スペイン・バルセロナから、新天地での幸せな生活を夢見てニューヨークへ渡ったカップル、ディエゴとエレナ。
エレナはグリーンカード抽選に当選し、事実婚のパートナーであるディエゴと共に渡米する。
しかし入国審査で職員に呼び止められ、別室に連行される。容赦のない尋問が続く中、エレナはディエゴに対して疑念を抱き始める──。
グリーンカード抽選について
作中にも登場する「グリーンカード抽選制度」は実在の制度です。実は私も過去5年間、毎年応募しています。
この制度は「機会の平等」という理念に基づいており、アメリカ政府の公式サイトから誰でも無料で申し込めます。パスポート番号や学歴、犯罪歴の有無、写真などを提出すれば、10〜15分で完了。宝くじ感覚で挑戦できるんです。
当選確率は日本人の場合およそ1%程度といわれていますが、実際に当選して移住した知人も何人かいます。グリーンカードを得れば、アメリカ国民とほぼ同等の権利が保障され、就労・永住が可能になります。
映画の予想と感想(※ここからネタバレを含みます)
あらすじを読んだ段階では、私は「二人のどちらかが大きな秘密を抱えているのでは」と予想していました。

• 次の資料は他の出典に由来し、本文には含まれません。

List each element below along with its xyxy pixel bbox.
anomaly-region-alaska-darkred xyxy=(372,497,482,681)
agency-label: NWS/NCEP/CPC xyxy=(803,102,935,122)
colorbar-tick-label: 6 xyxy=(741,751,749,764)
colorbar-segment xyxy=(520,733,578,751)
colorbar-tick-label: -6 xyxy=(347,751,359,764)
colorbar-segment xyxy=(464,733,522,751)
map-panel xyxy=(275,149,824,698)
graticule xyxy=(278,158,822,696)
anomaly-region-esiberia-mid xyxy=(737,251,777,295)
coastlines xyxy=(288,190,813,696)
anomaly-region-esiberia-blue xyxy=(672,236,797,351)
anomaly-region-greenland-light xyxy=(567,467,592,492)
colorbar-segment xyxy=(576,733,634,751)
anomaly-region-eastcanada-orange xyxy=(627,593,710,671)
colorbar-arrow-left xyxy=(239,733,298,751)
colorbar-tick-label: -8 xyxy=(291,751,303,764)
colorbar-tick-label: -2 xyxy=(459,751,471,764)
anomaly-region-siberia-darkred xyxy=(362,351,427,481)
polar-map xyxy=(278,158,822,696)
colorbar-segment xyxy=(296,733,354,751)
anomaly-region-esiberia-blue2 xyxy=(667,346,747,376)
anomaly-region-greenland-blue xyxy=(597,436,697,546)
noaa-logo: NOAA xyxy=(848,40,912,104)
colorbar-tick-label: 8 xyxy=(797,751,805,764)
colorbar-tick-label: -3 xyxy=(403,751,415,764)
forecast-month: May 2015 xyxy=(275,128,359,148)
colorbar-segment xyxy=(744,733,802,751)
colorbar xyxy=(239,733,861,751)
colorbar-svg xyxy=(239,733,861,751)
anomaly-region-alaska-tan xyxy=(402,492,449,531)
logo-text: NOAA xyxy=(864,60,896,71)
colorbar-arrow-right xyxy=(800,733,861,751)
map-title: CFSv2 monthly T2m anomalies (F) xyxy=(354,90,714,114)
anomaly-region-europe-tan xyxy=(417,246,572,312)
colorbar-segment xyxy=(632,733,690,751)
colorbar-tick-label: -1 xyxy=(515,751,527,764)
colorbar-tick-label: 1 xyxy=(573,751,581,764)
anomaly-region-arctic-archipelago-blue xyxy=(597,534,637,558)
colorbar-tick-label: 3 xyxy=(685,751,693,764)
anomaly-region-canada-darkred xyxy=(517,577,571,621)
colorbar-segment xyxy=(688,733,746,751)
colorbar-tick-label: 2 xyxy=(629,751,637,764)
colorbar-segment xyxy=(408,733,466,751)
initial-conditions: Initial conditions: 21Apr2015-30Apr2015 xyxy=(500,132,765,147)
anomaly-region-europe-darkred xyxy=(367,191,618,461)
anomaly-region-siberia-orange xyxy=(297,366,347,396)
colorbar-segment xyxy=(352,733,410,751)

予告編でも麻薬取引を思わせる描写や、グリーンカード申請歴をめぐる食い違いが示唆され、サスペンス色を強く感じたからです。
しかし、実際に観てみると派手な犯罪劇ではなく、むしろリアルな人間ドラマでした。
冒頭はラジオから流れるトランプ大統領のニュース。空港に向かうタクシーのシーンから物語は始まります。ニューヨーク到着後、二人は地下の尋問室へ。観客も理由が分からないまま、緊張感が高まっていきます。
尋問官は、感情を見せない女性と、親しげだが意地悪な男性という対照的な二人組。彼らは夫婦関係を徹底的に揺さぶり、答えの矛盾を突いていきます。特に「元婚約者」についての質問で、二人の答えが食い違うシーンは印象的でした。観客の前で信頼関係が崩壊していくのです。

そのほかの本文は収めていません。